Find a deep saucepan with a thick bottom. Prepare a colander and gauze folded 4 times. Find a cheese mold.
Pour a liter of milk into a saucepan with a thick bottom and add a kilogram of cottage cheese. Bring everything to a boil, stirring constantly. After boiling, leave for another 5 or 7 minutes until the whey is completely separated.
Strain the entire mixture through four layers of cheesecloth in a colander. Tie a knot and squeeze out the remaining whey from the curd. Place in a colander in the refrigerator for half an hour.
Mix two eggs, 100 grams of butter and a full spoon of soda, add chopped herbs. Take out the cottage cheese and mix this mass with it. Place everything in an enamel pan or pan with a non-burning bottom.

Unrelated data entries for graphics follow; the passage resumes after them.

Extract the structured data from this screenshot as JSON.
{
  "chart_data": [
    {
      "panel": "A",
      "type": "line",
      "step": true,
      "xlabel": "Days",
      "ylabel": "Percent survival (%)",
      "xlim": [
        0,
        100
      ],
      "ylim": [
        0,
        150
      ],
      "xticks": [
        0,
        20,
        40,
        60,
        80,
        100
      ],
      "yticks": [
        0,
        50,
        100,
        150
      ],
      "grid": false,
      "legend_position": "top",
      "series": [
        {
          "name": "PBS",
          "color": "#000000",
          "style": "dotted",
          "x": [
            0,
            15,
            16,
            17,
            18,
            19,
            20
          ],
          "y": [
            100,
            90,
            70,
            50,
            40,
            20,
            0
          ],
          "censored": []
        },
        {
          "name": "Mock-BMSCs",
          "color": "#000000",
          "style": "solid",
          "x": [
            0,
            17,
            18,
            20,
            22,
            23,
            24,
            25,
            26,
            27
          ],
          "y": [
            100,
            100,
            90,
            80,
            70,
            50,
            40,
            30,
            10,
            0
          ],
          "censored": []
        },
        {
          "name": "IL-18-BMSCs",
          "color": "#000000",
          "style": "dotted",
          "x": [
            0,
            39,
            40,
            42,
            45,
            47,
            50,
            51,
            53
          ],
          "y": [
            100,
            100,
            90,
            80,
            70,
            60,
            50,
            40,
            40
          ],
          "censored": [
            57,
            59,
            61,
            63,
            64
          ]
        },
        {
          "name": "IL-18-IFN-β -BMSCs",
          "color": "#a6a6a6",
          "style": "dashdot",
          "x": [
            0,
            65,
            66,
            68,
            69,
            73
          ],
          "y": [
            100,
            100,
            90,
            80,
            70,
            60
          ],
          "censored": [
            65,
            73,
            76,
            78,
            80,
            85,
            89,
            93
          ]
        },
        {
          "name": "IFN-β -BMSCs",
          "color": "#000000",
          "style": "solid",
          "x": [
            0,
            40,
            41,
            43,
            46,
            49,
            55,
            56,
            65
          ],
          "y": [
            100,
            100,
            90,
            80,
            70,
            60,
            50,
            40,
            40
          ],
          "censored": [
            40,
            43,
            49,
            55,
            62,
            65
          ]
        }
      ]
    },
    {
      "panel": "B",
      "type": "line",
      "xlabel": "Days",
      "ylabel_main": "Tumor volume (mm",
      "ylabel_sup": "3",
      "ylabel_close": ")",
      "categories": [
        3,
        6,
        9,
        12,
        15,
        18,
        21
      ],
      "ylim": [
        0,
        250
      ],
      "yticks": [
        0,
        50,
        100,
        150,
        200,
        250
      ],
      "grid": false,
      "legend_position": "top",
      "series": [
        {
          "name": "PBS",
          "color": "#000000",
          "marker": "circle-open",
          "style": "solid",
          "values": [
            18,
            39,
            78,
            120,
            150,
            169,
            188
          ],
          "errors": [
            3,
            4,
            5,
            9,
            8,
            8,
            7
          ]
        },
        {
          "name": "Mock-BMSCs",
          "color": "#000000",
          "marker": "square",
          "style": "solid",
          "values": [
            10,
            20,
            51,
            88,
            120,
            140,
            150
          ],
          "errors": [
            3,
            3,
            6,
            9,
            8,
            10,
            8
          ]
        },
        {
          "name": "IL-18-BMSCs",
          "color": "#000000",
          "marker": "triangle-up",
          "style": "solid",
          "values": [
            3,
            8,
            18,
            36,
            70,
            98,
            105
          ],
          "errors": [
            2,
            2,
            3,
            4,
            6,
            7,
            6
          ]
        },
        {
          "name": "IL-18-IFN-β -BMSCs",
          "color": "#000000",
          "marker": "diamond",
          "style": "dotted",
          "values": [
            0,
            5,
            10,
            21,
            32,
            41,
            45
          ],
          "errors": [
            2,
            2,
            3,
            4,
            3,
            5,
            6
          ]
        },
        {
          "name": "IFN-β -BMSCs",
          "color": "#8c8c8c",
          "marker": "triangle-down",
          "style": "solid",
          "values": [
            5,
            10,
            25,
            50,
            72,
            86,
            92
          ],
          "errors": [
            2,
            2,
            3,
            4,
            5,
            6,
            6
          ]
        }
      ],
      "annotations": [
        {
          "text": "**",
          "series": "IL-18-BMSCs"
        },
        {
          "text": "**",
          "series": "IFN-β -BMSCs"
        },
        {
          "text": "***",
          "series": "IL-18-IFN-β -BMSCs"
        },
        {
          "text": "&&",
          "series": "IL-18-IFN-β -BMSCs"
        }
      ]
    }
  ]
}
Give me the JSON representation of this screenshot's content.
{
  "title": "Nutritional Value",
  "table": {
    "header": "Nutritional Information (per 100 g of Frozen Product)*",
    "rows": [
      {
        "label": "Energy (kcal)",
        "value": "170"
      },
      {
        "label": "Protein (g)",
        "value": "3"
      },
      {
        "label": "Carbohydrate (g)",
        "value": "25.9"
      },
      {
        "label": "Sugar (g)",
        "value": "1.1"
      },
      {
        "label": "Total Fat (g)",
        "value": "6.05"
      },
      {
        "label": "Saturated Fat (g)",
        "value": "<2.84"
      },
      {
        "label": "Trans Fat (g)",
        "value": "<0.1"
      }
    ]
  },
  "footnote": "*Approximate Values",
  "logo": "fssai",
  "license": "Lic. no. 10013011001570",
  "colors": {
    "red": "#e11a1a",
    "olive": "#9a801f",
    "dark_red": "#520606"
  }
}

Place the pan in a water bath and cook over high heat with constant stirring until the cottage cheese begins to melt and becomes a homogeneous yellow mass for about half an hour.
Pour hot cheese into any bowl lined with cellophane film and greased with oil and immediately add whole pitted olives. Distribute the cheese mixture evenly and cover with film. Place in the refrigerator for a day.
Place your cheese on a slate black stone for serving, cut into slices, next to it place a bowl of olive oil with herbs and various pieces of bread.